Trade-off: Less flexibility than agents, but superior reliability for production. Instrument from day one to trace inputs (prompt context), LLM outputs, tokens, errors end-to-end, revealing failures like poor prompts or API issues.

Non-Engineers Build Production AI with Simple Stacks

Product managers can ship without deep coding: Use Claude Code to describe needs in plain English for rapid iteration. Louisa's stack—Node.js webhook listener, Claude LLM call, Arthur Engine for observability, Vercel deploy—requires git clone, env vars (API keys), and webhook setup. No manual steps post-deploy; fork and adapt for tasks like status reports, support summaries, or deployment checklists where inputs are API-accessible and outputs clear.

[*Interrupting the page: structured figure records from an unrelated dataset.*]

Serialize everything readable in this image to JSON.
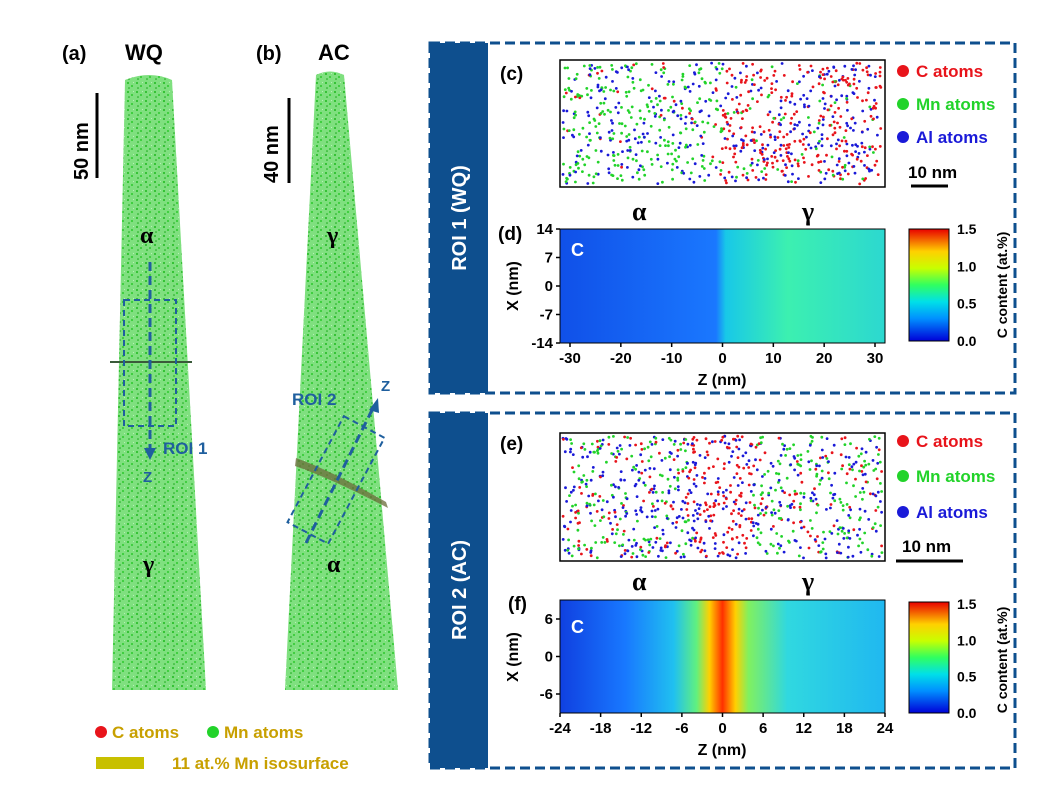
{
  "left": {
    "panel_a": {
      "label": "(a)",
      "title": "WQ",
      "scale": "50 nm",
      "alpha": "α",
      "gamma": "γ",
      "roi": "ROI 1",
      "axis": "Z"
    },
    "panel_b": {
      "label": "(b)",
      "title": "AC",
      "scale": "40 nm",
      "alpha": "α",
      "gamma": "γ",
      "roi": "ROI 2",
      "axis": "Z"
    },
    "legend": {
      "c_atoms": "C atoms",
      "mn_atoms": "Mn atoms",
      "isosurface": "11 at.% Mn isosurface"
    }
  },
  "roi1": {
    "side_title": "ROI 1 (WQ)",
    "panel_c": {
      "label": "(c)",
      "scale": "10 nm",
      "alpha": "α",
      "gamma": "γ",
      "legend": [
        "C atoms",
        "Mn atoms",
        "Al atoms"
      ]
    },
    "panel_d": {
      "label": "(d)",
      "element": "C",
      "xlabel": "Z (nm)",
      "ylabel": "X (nm)",
      "xticks": [
        "-30",
        "-20",
        "-10",
        "0",
        "10",
        "20",
        "30"
      ],
      "yticks": [
        "14",
        "7",
        "0",
        "-7",
        "-14"
      ],
      "cbar_label": "C content (at.%)",
      "cbar_ticks": [
        "1.5",
        "1.0",
        "0.5",
        "0.0"
      ]
    }
  },
  "roi2": {
    "side_title": "ROI 2 (AC)",
    "panel_e": {
      "label": "(e)",
      "scale": "10 nm",
      "alpha": "α",
      "gamma": "γ",
      "legend": [
        "C atoms",
        "Mn atoms",
        "Al atoms"
      ]
    },
    "panel_f": {
      "label": "(f)",
      "element": "C",
      "xlabel": "Z (nm)",
      "ylabel": "X (nm)",
      "xticks": [
        "-24",
        "-18",
        "-12",
        "-6",
        "0",
        "6",
        "12",
        "18",
        "24"
      ],
      "yticks": [
        "6",
        "0",
        "-6"
      ],
      "cbar_label": "C content (at.%)",
      "cbar_ticks": [
        "1.5",
        "1.0",
        "0.5",
        "0.0"
      ]
    }
  },
  "colors": {
    "c_atom": "#e8141b",
    "mn_atom": "#22d32a",
    "al_atom": "#1a1ad8",
    "roi_blue": "#1f5f9e",
    "side_bar": "#0e4f8e",
    "iso": "#c8c000"
  }
}
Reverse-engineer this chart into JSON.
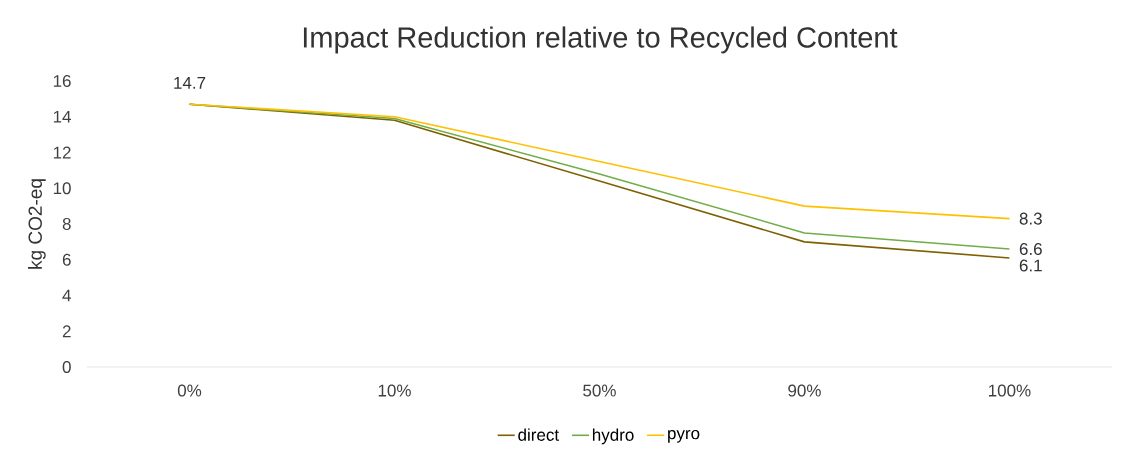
{
  "chart_data": {
    "type": "line",
    "title": "Impact Reduction relative to Recycled Content",
    "ylabel": "kg CO2-eq",
    "categories": [
      "0%",
      "10%",
      "50%",
      "90%",
      "100%"
    ],
    "series": [
      {
        "name": "direct",
        "color": "#7f6000",
        "values": [
          14.7,
          13.8,
          10.4,
          7.0,
          6.1
        ],
        "value_labels": [
          null,
          null,
          null,
          null,
          "6.1"
        ]
      },
      {
        "name": "hydro",
        "color": "#70ad47",
        "values": [
          14.7,
          13.9,
          10.8,
          7.5,
          6.6
        ],
        "value_labels": [
          null,
          null,
          null,
          null,
          "6.6"
        ]
      },
      {
        "name": "pyro",
        "color": "#ffc000",
        "values": [
          14.7,
          14.0,
          11.5,
          9.0,
          8.3
        ],
        "value_labels": [
          "14.7",
          null,
          null,
          null,
          "8.3"
        ]
      }
    ],
    "ylim": [
      0,
      16
    ],
    "yticks": [
      0,
      2,
      4,
      6,
      8,
      10,
      12,
      14,
      16
    ],
    "grid": false,
    "legend": "bottom",
    "marker": "none",
    "line_style": "solid"
  }
}
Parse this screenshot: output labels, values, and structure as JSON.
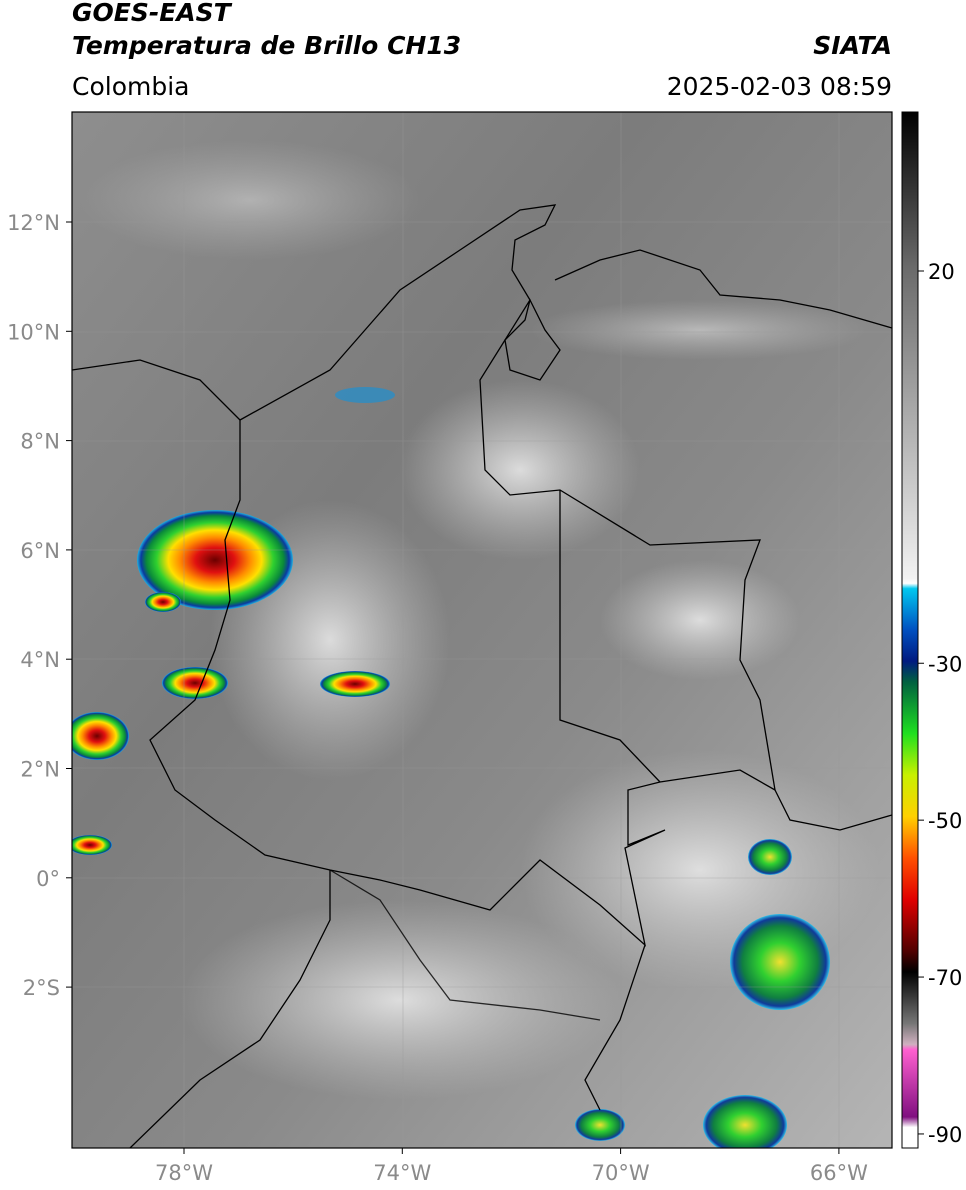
{
  "header": {
    "source": "GOES-EAST",
    "product": "Temperatura de Brillo CH13",
    "organization": "SIATA",
    "region": "Colombia",
    "timestamp": "2025-02-03 08:59"
  },
  "map": {
    "lon_ticks": [
      "78°W",
      "74°W",
      "70°W",
      "66°W"
    ],
    "lat_ticks": [
      "12°N",
      "10°N",
      "8°N",
      "6°N",
      "4°N",
      "2°N",
      "0°",
      "2°S"
    ]
  },
  "colorbar": {
    "ticks": [
      20,
      -30,
      -50,
      -70,
      -90
    ]
  }
}
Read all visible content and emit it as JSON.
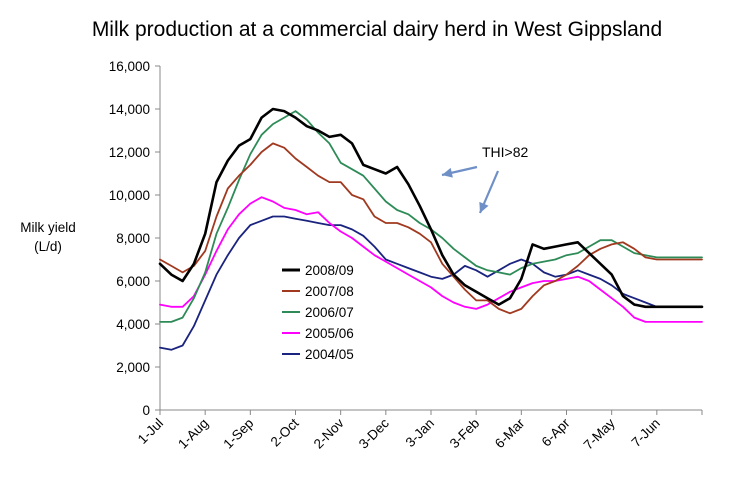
{
  "chart_data": {
    "type": "line",
    "title": "Milk production at a commercial dairy herd in West Gippsland",
    "ylabel_line1": "Milk yield",
    "ylabel_line2": "(L/d)",
    "ylim": [
      0,
      16000
    ],
    "yticks": [
      0,
      2000,
      4000,
      6000,
      8000,
      10000,
      12000,
      14000,
      16000
    ],
    "ytick_labels": [
      "0",
      "2,000",
      "4,000",
      "6,000",
      "8,000",
      "10,000",
      "12,000",
      "14,000",
      "16,000"
    ],
    "x_months": [
      "1-Jul",
      "1-Aug",
      "1-Sep",
      "2-Oct",
      "2-Nov",
      "3-Dec",
      "3-Jan",
      "3-Feb",
      "6-Mar",
      "6-Apr",
      "7-May",
      "7-Jun"
    ],
    "x_range_months": [
      0,
      12
    ],
    "grid": false,
    "legend_position": "center-left",
    "annotation": {
      "text": "THI>82"
    },
    "series": [
      {
        "name": "2008/09",
        "color": "#000000",
        "x": [
          0,
          0.25,
          0.5,
          0.75,
          1,
          1.25,
          1.5,
          1.75,
          2,
          2.25,
          2.5,
          2.75,
          3,
          3.25,
          3.5,
          3.75,
          4,
          4.25,
          4.5,
          4.75,
          5,
          5.25,
          5.5,
          5.75,
          6,
          6.25,
          6.5,
          6.75,
          7,
          7.25,
          7.5,
          7.75,
          8,
          8.25,
          8.5,
          8.75,
          9,
          9.25,
          9.5,
          9.75,
          10,
          10.25,
          10.5,
          10.75,
          11,
          11.25,
          11.5,
          11.75,
          12
        ],
        "values": [
          6800,
          6300,
          6000,
          6800,
          8200,
          10600,
          11600,
          12300,
          12600,
          13600,
          14000,
          13900,
          13600,
          13200,
          13000,
          12700,
          12800,
          12400,
          11400,
          11200,
          11000,
          11300,
          10500,
          9500,
          8400,
          7200,
          6300,
          5800,
          5500,
          5200,
          4900,
          5200,
          6100,
          7700,
          7500,
          7600,
          7700,
          7800,
          7300,
          6800,
          6300,
          5300,
          4900,
          4800,
          4800,
          4800,
          4800,
          4800,
          4800
        ]
      },
      {
        "name": "2007/08",
        "color": "#a0391f",
        "x": [
          0,
          0.25,
          0.5,
          0.75,
          1,
          1.25,
          1.5,
          1.75,
          2,
          2.25,
          2.5,
          2.75,
          3,
          3.25,
          3.5,
          3.75,
          4,
          4.25,
          4.5,
          4.75,
          5,
          5.25,
          5.5,
          5.75,
          6,
          6.25,
          6.5,
          6.75,
          7,
          7.25,
          7.5,
          7.75,
          8,
          8.25,
          8.5,
          8.75,
          9,
          9.25,
          9.5,
          9.75,
          10,
          10.25,
          10.5,
          10.75,
          11,
          11.25,
          11.5,
          11.75,
          12
        ],
        "values": [
          7000,
          6700,
          6400,
          6700,
          7400,
          9000,
          10300,
          10900,
          11400,
          12000,
          12400,
          12200,
          11700,
          11300,
          10900,
          10600,
          10600,
          10000,
          9800,
          9000,
          8700,
          8700,
          8500,
          8200,
          7800,
          6800,
          6200,
          5600,
          5100,
          5100,
          4700,
          4500,
          4700,
          5300,
          5800,
          6000,
          6300,
          6700,
          7200,
          7500,
          7700,
          7800,
          7500,
          7100,
          7000,
          7000,
          7000,
          7000,
          7000
        ]
      },
      {
        "name": "2006/07",
        "color": "#2e8b57",
        "x": [
          0,
          0.25,
          0.5,
          0.75,
          1,
          1.25,
          1.5,
          1.75,
          2,
          2.25,
          2.5,
          2.75,
          3,
          3.25,
          3.5,
          3.75,
          4,
          4.25,
          4.5,
          4.75,
          5,
          5.25,
          5.5,
          5.75,
          6,
          6.25,
          6.5,
          6.75,
          7,
          7.25,
          7.5,
          7.75,
          8,
          8.25,
          8.5,
          8.75,
          9,
          9.25,
          9.5,
          9.75,
          10,
          10.25,
          10.5,
          10.75,
          11,
          11.25,
          11.5,
          11.75,
          12
        ],
        "values": [
          4100,
          4100,
          4300,
          5200,
          6400,
          8200,
          9400,
          10700,
          11900,
          12800,
          13300,
          13600,
          13900,
          13500,
          12900,
          12400,
          11500,
          11200,
          10900,
          10300,
          9700,
          9300,
          9100,
          8700,
          8400,
          8000,
          7500,
          7100,
          6700,
          6500,
          6400,
          6300,
          6600,
          6800,
          6900,
          7000,
          7200,
          7300,
          7600,
          7900,
          7900,
          7600,
          7300,
          7200,
          7100,
          7100,
          7100,
          7100,
          7100
        ]
      },
      {
        "name": "2005/06",
        "color": "#ff00ff",
        "x": [
          0,
          0.25,
          0.5,
          0.75,
          1,
          1.25,
          1.5,
          1.75,
          2,
          2.25,
          2.5,
          2.75,
          3,
          3.25,
          3.5,
          3.75,
          4,
          4.25,
          4.5,
          4.75,
          5,
          5.25,
          5.5,
          5.75,
          6,
          6.25,
          6.5,
          6.75,
          7,
          7.25,
          7.5,
          7.75,
          8,
          8.25,
          8.5,
          8.75,
          9,
          9.25,
          9.5,
          9.75,
          10,
          10.25,
          10.5,
          10.75,
          11,
          11.25,
          11.5,
          11.75,
          12
        ],
        "values": [
          4900,
          4800,
          4800,
          5300,
          6300,
          7400,
          8400,
          9100,
          9600,
          9900,
          9700,
          9400,
          9300,
          9100,
          9200,
          8700,
          8300,
          8000,
          7600,
          7200,
          6900,
          6600,
          6300,
          6000,
          5700,
          5300,
          5000,
          4800,
          4700,
          4900,
          5200,
          5500,
          5700,
          5900,
          6000,
          6000,
          6100,
          6200,
          6000,
          5600,
          5200,
          4800,
          4300,
          4100,
          4100,
          4100,
          4100,
          4100,
          4100
        ]
      },
      {
        "name": "2004/05",
        "color": "#1a237e",
        "x": [
          0,
          0.25,
          0.5,
          0.75,
          1,
          1.25,
          1.5,
          1.75,
          2,
          2.25,
          2.5,
          2.75,
          3,
          3.25,
          3.5,
          3.75,
          4,
          4.25,
          4.5,
          4.75,
          5,
          5.25,
          5.5,
          5.75,
          6,
          6.25,
          6.5,
          6.75,
          7,
          7.25,
          7.5,
          7.75,
          8,
          8.25,
          8.5,
          8.75,
          9,
          9.25,
          9.5,
          9.75,
          10,
          10.25,
          10.5,
          10.75,
          11,
          11.25,
          11.5,
          11.75,
          12
        ],
        "values": [
          2900,
          2800,
          3000,
          3900,
          5100,
          6300,
          7200,
          8000,
          8600,
          8800,
          9000,
          9000,
          8900,
          8800,
          8700,
          8600,
          8600,
          8400,
          8100,
          7600,
          7000,
          6800,
          6600,
          6400,
          6200,
          6100,
          6300,
          6700,
          6500,
          6200,
          6500,
          6800,
          7000,
          6800,
          6400,
          6200,
          6300,
          6500,
          6300,
          6100,
          5800,
          5400,
          5200,
          5000,
          4800,
          4800,
          4800,
          4800,
          4800
        ]
      }
    ]
  }
}
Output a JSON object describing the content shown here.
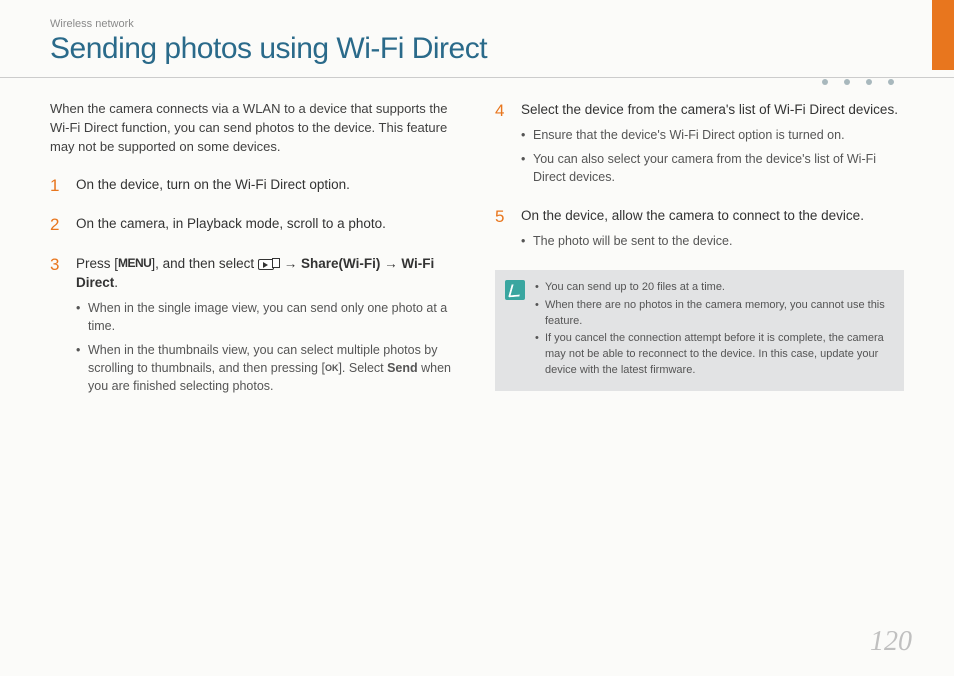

Prompts drive quality: Specify user benefits first ("improves X for you"), group by area, exclude irrelevancies. Modularize prompts outside code for iteration without redeploys. Outcome: Polished notes humans struggle to write consistently.

Reliability Loop: Observe, Evaluate, Experiment

AI non-determinism demands continuous checks: Trace every run (e.g., Arthur Toolkit views full Louisa traces), define "good" via evals (no hallucinations, correct grouping), A/B test prompt versions. Arthur's series emphasizes this: Observability catches issues pre-user; prompt management enables safe tweaks; evals detect data shifts; experiments ensure fixes don't regress.

Start small: Pick one resented manual task, prototype imperfectly, iterate via traces. Imperfect tools like v1 Louisa still outperform manual work and build AI intuition for workforce shifts.